Development banks were consistently the main source of external funding for aquaculture during 1988-1995 ( Figure 2.8.2). They accounted for 69% of the funding and 40% of the projects, while bilateral sources contributed 17% of funding and accounted for 6% of the projects. Multilateral sources contributed 34% of projects and 7% of funding. Projects executed by FAO, which were supported by the FAO Technical Co-operation Programme, Trust Funds and the United Nations Development Programme, amounted to 5% of funding and supported 18% of projects initiated in the period. A further 2% of projects came from other UN agencies (2% of funding). In 1994, the last year for which complete data are available, the banks and bilateral agencies accounted for 91% of funding (74% and 17%, respectively). Data so far available for 1995 show increasing dominance of funding by the development banks (92%) with the meagre balance contributed by bilateral (3%) and multilateral (5%) sources.
The Asian and African regions consistently received the greatest measure of support with regard to the number of projects commenced and the funds allocated ( Figure 2.8.3). Of the total number of projects reported to FIPIS for the period 1988-1995, the Asian region accounted for 65% of commitments and 38% of the projects, while African countries were the recipients of 16% of commitments and about a quarter of the projects. Of the remaining regions, only Latin America commanded a substantial part of aid, with about 14% of funds and 17% of projects. Interestingly, average annual aid to Oceania (US$1.5 million) was higher than that to the Near East and Mediterranean (US$1.3 million), the Caribbean and Atlantic (US$0.6 million), and Europe (US$0.2 million). Assistance through global and inter-regional projects accounted for 2.3% of aggregate funding for the period, and 10% of projects.

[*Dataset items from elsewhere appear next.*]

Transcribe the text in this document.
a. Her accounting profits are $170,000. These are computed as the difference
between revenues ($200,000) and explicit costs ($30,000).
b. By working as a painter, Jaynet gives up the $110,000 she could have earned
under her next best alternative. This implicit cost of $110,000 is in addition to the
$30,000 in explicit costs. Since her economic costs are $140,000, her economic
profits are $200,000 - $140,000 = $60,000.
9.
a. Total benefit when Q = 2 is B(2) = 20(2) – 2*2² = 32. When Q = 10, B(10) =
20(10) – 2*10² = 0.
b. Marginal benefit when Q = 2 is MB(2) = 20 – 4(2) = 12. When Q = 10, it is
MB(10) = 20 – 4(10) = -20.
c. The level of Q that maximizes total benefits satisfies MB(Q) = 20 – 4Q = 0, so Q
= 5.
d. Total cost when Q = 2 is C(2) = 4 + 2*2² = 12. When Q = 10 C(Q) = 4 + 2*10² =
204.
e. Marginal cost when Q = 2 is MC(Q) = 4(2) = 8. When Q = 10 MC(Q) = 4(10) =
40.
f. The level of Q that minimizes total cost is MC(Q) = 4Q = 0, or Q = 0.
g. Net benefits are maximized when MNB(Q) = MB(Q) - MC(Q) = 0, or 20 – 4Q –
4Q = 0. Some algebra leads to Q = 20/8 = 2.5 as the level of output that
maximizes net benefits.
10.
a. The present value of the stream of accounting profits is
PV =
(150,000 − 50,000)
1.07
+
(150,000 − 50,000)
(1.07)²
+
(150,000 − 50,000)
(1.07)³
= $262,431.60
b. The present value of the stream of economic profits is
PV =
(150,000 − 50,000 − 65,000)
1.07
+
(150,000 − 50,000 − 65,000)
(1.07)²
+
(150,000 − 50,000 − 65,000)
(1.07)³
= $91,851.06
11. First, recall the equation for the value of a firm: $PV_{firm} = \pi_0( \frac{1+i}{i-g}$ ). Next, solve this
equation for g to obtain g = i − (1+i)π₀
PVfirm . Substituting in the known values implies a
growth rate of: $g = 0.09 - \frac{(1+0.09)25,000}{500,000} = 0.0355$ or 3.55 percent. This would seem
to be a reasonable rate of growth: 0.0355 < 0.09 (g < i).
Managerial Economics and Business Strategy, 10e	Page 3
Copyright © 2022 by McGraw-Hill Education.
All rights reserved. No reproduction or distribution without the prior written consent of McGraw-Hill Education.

The major beneficiaries of aquaculture aid during 1988-1995 (i.e. countries receiving at least 1% of total aid) are shown in ( Figure 2.8.4). India, China, Bangladesh and Mexico, which have received major loans from development banks during the period, accounted for about 64% (about US$638 million) of external aid to aquaculture.
The two notable trends in external assistance to aquaculture, as seen from FIPIS data, are the continuing dominance of development banks and the decrease in commitments of aid to aquaculture in Asia ( Figure 2.8.5).